The C code will require a GPU. To compile are run the code, edit the Makefile:
- edit the path to your CUDA libraries
- edit the path to your nvcc compiler
- edit the gpu_architecture flag according to your GPU (gpu_architecture = sm_60 means GPU has compute capability 6.0) see https://docs.nvidia.com/cuda/cuda-compiler-driver-nvcc/index.html#gpu-feature-list
For comparison, the C code takes about 0.6 seconds to run. In the current version, it is difficult / impossible to use the R code for calibration, but the C code will do fine.
IMPORTANT: The C code will not run for ALL combinations of NOBS and NPATHS. This is a limitation of the random number generator in CUDA (and possibly due to my weak coding ability).

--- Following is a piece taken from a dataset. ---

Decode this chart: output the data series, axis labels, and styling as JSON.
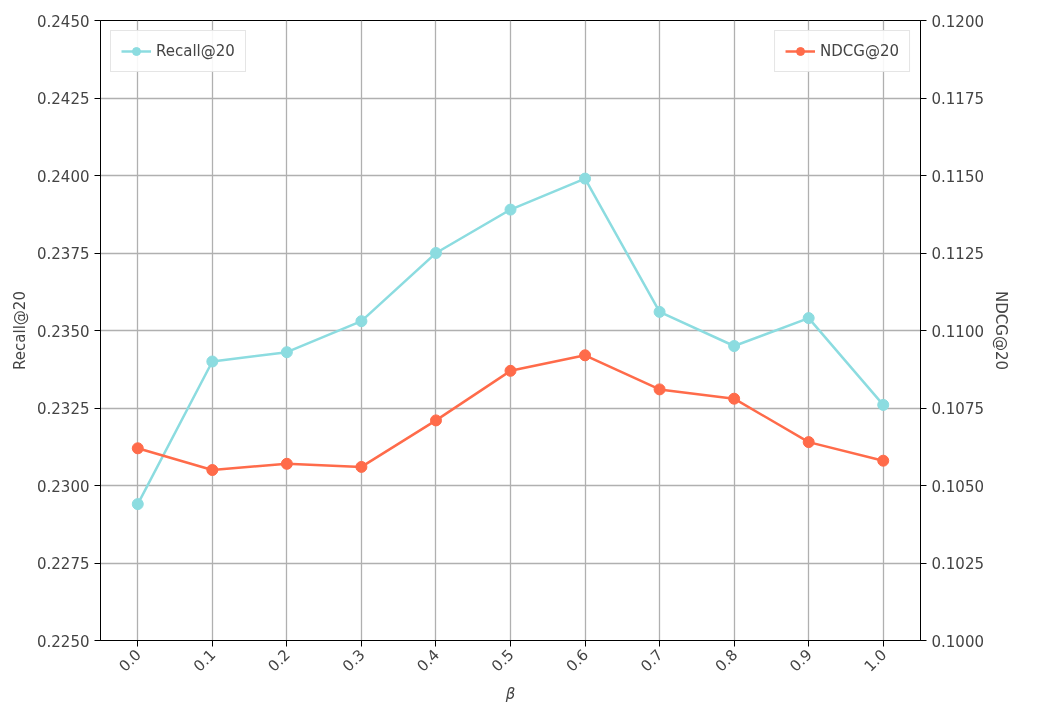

I will look into this further, but for now it seems that NOBS = 200 and NPATHS = 200 is the max. One could increase one variable and decrease the other and it the code will likely run OK. Apologies that this is too vague. This is also related to the long-standing question: what is the optimal combination of blocks / threads per block to use - I don't have an answer for that.
I've included MATLAB code for plotting.